Considering all cases reported to date, it appears that pathogenic RBCK1 variants appear to invariably cause a myopathy, but not necessarily immunological symptoms. So far, severe immunological phenotypes have only been reported for protein damaging N-terminal mutations, but milder immunological dysfunction is apparently not limited to this gene region (Fig. 3). A detailed review of the literature alongside with our newly reported cases shows that frameshift mutations beyond the N-terminus of RBCK1 may lead to a combined phenotype including both myopathy and immunological dysfunction in single families.

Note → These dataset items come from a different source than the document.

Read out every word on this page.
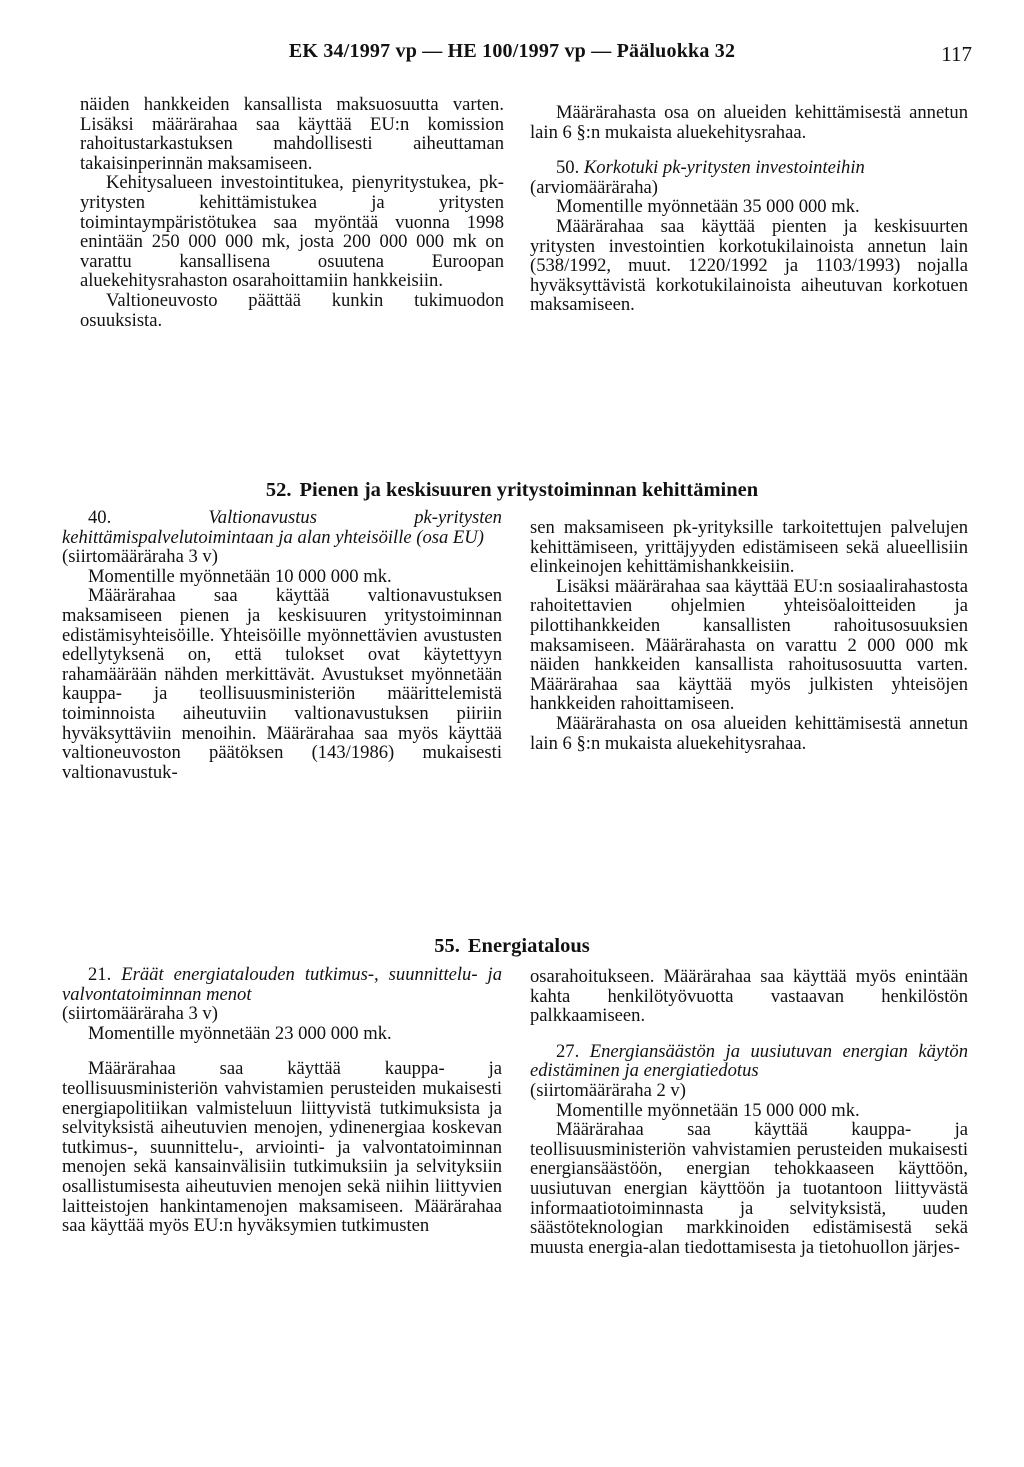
EK 34/1997 vp — HE 100/1997 vp — Pääluokka 32	117

näiden hankkeiden kansallista maksuosuutta varten. Lisäksi määrärahaa saa käyttää EU:n komission rahoitustarkastuksen mahdollisesti aiheuttaman takaisinperinnän maksamiseen.

Kehitysalueen investointitukea, pienyritystukea, pk-yritysten kehittämistukea ja yritysten toimintaympäristötukea saa myöntää vuonna 1998 enintään 250 000 000 mk, josta 200 000 000 mk on varattu kansallisena osuutena Euroopan aluekehitysrahaston osarahoittamiin hankkeisiin.

Valtioneuvosto päättää kunkin tukimuodon osuuksista.

Määrärahasta osa on alueiden kehittämisestä annetun lain 6 §:n mukaista aluekehitysrahaa.

50. Korkotuki pk-yritysten investointeihin

(arviomääräraha)

Momentille myönnetään 35 000 000 mk.

Määrärahaa saa käyttää pienten ja keskisuurten yritysten investointien korkotukilainoista annetun lain (538/1992, muut. 1220/1992 ja 1103/1993) nojalla hyväksyttävistä korkotukilainoista aiheutuvan korkotuen maksamiseen.

52. Pienen ja keskisuuren yritystoiminnan kehittäminen

40.	Valtionavustus pk-yritysten kehittämispalvelutoimintaan ja alan yhteisöille (osa EU)

(siirtomääräraha 3 v)

Momentille myönnetään 10 000 000 mk.

Määrärahaa saa käyttää valtionavustuksen maksamiseen pienen ja keskisuuren yritystoiminnan edistämisyhteisöille. Yhteisöille myönnettävien avustusten edellytyksenä on, että tulokset ovat käytettyyn rahamäärään nähden merkittävät. Avustukset myönnetään kauppa- ja teollisuusministeriön määrittelemistä toiminnoista aiheutuviin valtionavustuksen piiriin hyväksyttäviin menoihin. Määrärahaa saa myös käyttää valtioneuvoston päätöksen (143/1986) mukaisesti valtionavustuk-

sen maksamiseen pk-yrityksille tarkoitettujen palvelujen kehittämiseen, yrittäjyyden edistämiseen sekä alueellisiin elinkeinojen kehittämishankkeisiin.

Lisäksi määrärahaa saa käyttää EU:n sosiaalirahastosta rahoitettavien ohjelmien yhteisöaloitteiden ja pilottihankkeiden kansallisten rahoitusosuuksien maksamiseen. Määrärahasta on varattu 2 000 000 mk näiden hankkeiden kansallista rahoitusosuutta varten. Määrärahaa saa käyttää myös julkisten yhteisöjen hankkeiden rahoittamiseen.

Määrärahasta on osa alueiden kehittämisestä annetun lain 6 §:n mukaista aluekehitysrahaa.

55. Energiatalous

21. Eräät energiatalouden tutkimus-, suunnittelu- ja valvontatoiminnan menot

(siirtomääräraha 3 v)

Momentille myönnetään 23 000 000 mk.

Määrärahaa saa käyttää kauppa- ja teollisuusministeriön vahvistamien perusteiden mukaisesti energiapolitiikan valmisteluun liittyvistä tutkimuksista ja selvityksistä aiheutuvien menojen, ydinenergiaa koskevan tutkimus-, suunnittelu-, arviointi- ja valvontatoiminnan menojen sekä kansainvälisiin tutkimuksiin ja selvityksiin osallistumisesta aiheutuvien menojen sekä niihin liittyvien laitteistojen hankintamenojen maksamiseen. Määrärahaa saa käyttää myös EU:n hyväksymien tutkimusten

osarahoitukseen. Määrärahaa saa käyttää myös enintään kahta henkilötyövuotta vastaavan henkilöstön palkkaamiseen.

27. Energiansäästön ja uusiutuvan energian käytön edistäminen ja energiatiedotus

(siirtomääräraha 2 v)

Momentille myönnetään 15 000 000 mk.

Määrärahaa saa käyttää kauppa- ja teollisuusministeriön vahvistamien perusteiden mukaisesti energiansäästöön, energian tehokkaaseen käyttöön, uusiutuvan energian käyttöön ja tuotantoon liittyvästä informaatiotoiminnasta ja selvityksistä, uuden säästöteknologian markkinoiden edistämisestä sekä muusta energia-alan tiedottamisesta ja tietohuollon järjes-
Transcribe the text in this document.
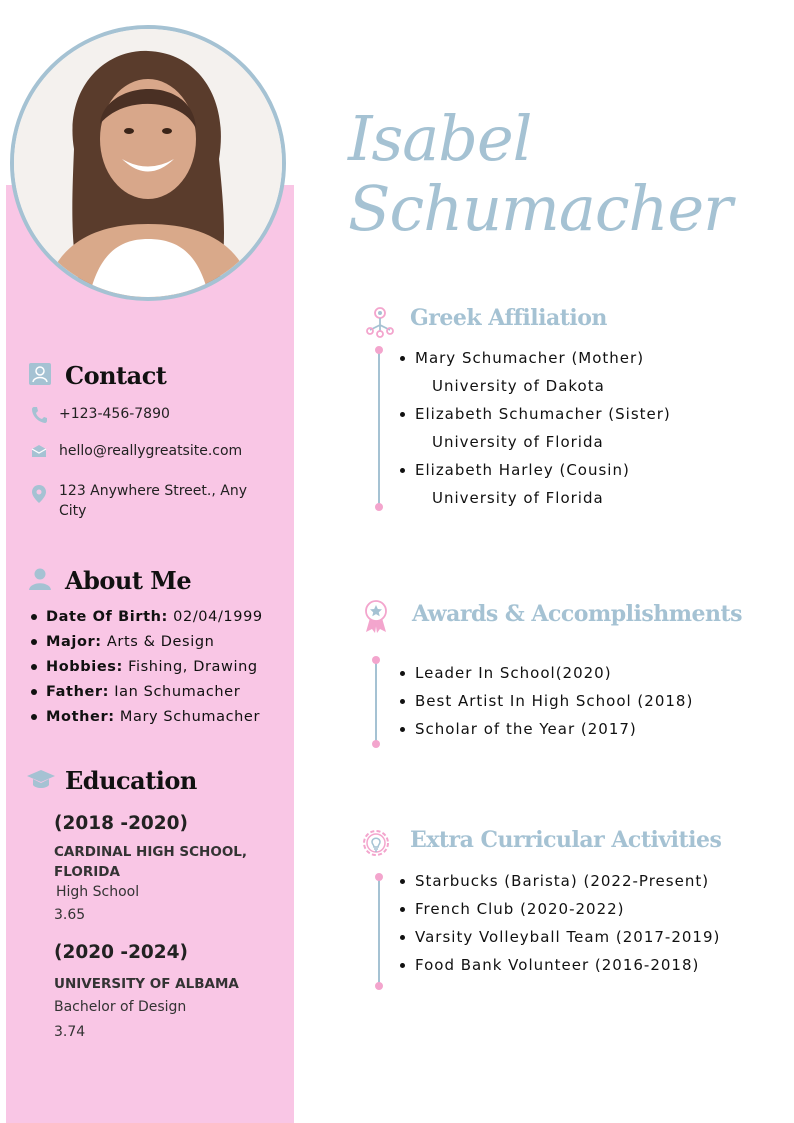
Isabel
Schumacher
Contact
+123-456-7890
hello@reallygreatsite.com
123 Anywhere Street., Any
City
About Me
Date Of Birth: 02/04/1999
Major: Arts & Design
Hobbies: Fishing, Drawing
Father: Ian Schumacher
Mother: Mary Schumacher
Education
(2018 -2020)
CARDINAL HIGH SCHOOL,
FLORIDA
High School
3.65
(2020 -2024)
UNIVERSITY OF ALBAMA
Bachelor of Design
3.74
Greek Affiliation
Mary Schumacher (Mother)
University of Dakota
Elizabeth Schumacher (Sister)
University of Florida
Elizabeth Harley (Cousin)
University of Florida
Awards & Accomplishments
Leader In School(2020)
Best Artist In High School (2018)
Scholar of the Year (2017)
Extra Curricular Activities
Starbucks (Barista) (2022-Present)
French Club (2020-2022)
Varsity Volleyball Team (2017-2019)
Food Bank Volunteer (2016-2018)
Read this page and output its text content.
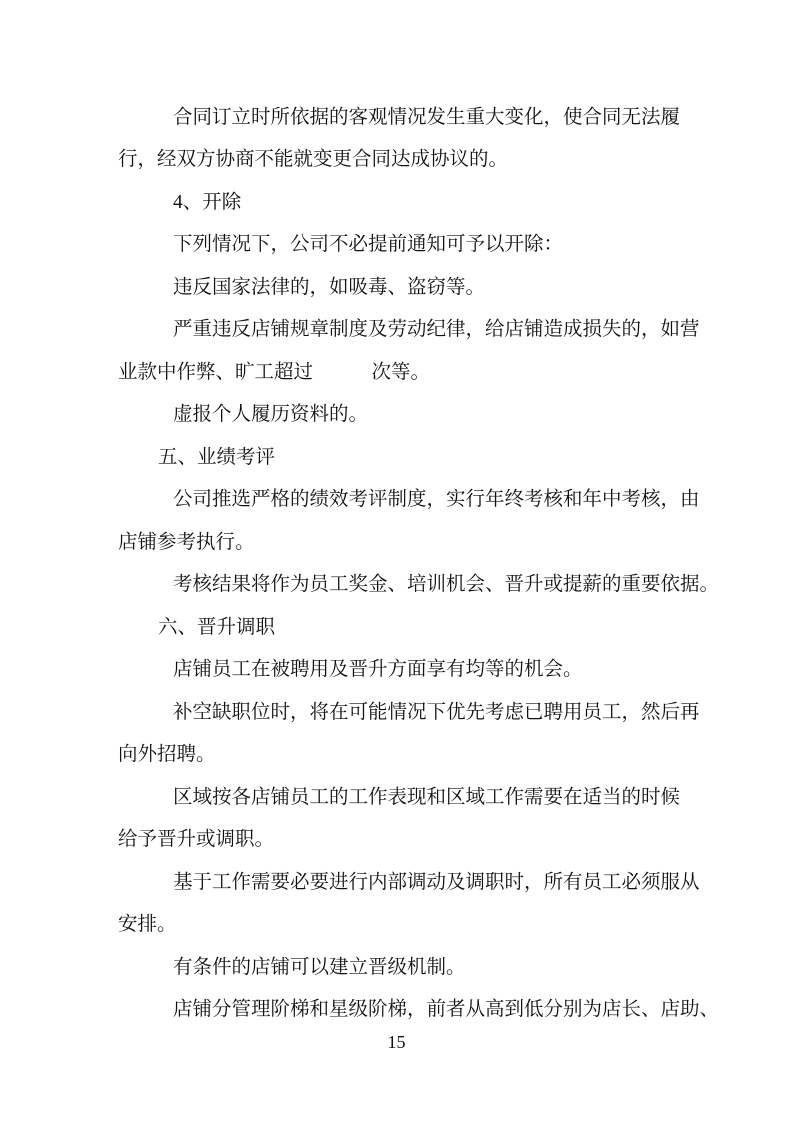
合同订立时所依据的客观情况发生重大变化，使合同无法履
行，经双方协商不能就变更合同达成协议的。
4、开除
下列情况下，公司不必提前通知可予以开除：
违反国家法律的，如吸毒、盗窃等。
严重违反店铺规章制度及劳动纪律，给店铺造成损失的，如营
业款中作弊、旷工超过　　　次等。
虚报个人履历资料的。
五、业绩考评
公司推选严格的绩效考评制度，实行年终考核和年中考核，由
店铺参考执行。
考核结果将作为员工奖金、培训机会、晋升或提薪的重要依据。
六、晋升调职
店铺员工在被聘用及晋升方面享有均等的机会。
补空缺职位时，将在可能情况下优先考虑已聘用员工，然后再
向外招聘。
区域按各店铺员工的工作表现和区域工作需要在适当的时候
给予晋升或调职。
基于工作需要必要进行内部调动及调职时，所有员工必须服从
安排。
有条件的店铺可以建立晋级机制。
店铺分管理阶梯和星级阶梯，前者从高到低分别为店长、店助、
15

We are aware that truncating mutations may potentially be associated with nonsense-mediated decay, eventually resulting in the complete absence of a functioning protein [14]. This obviously limits any conclusions of the within-gene location of mutations on the phenotype. However, the fact that some reported frameshift mutations outside the N-terminal region (as in our patients) do not cause a predominant, severe immunological phenotype, suggests that some protein function is remaining in these cases, which would support the view that the phenotype is at least partly explained by the within-gene location of the mutation.

As our cases demonstrate, a precise molecular diagnosis might provide supporting information prior to invasive treatments such as heart transplant surgery or stem cell transplantation, which was reported as a therapeutic option by Boisson et al. in RBCK1-related cases with severe immunodeficiency [8]. For example, in Patient II, neuromuscular symptoms had first been attributed to a treatment with corticosteroids. Knowing the underlying genotype, the myopathy was much more likely to be part of the genetic syndrome rather than a side effect of medication. This again highlights the clinical usefulness of next-generation sequencing techniques in complex neurogenetic diseases [15,16,17,18].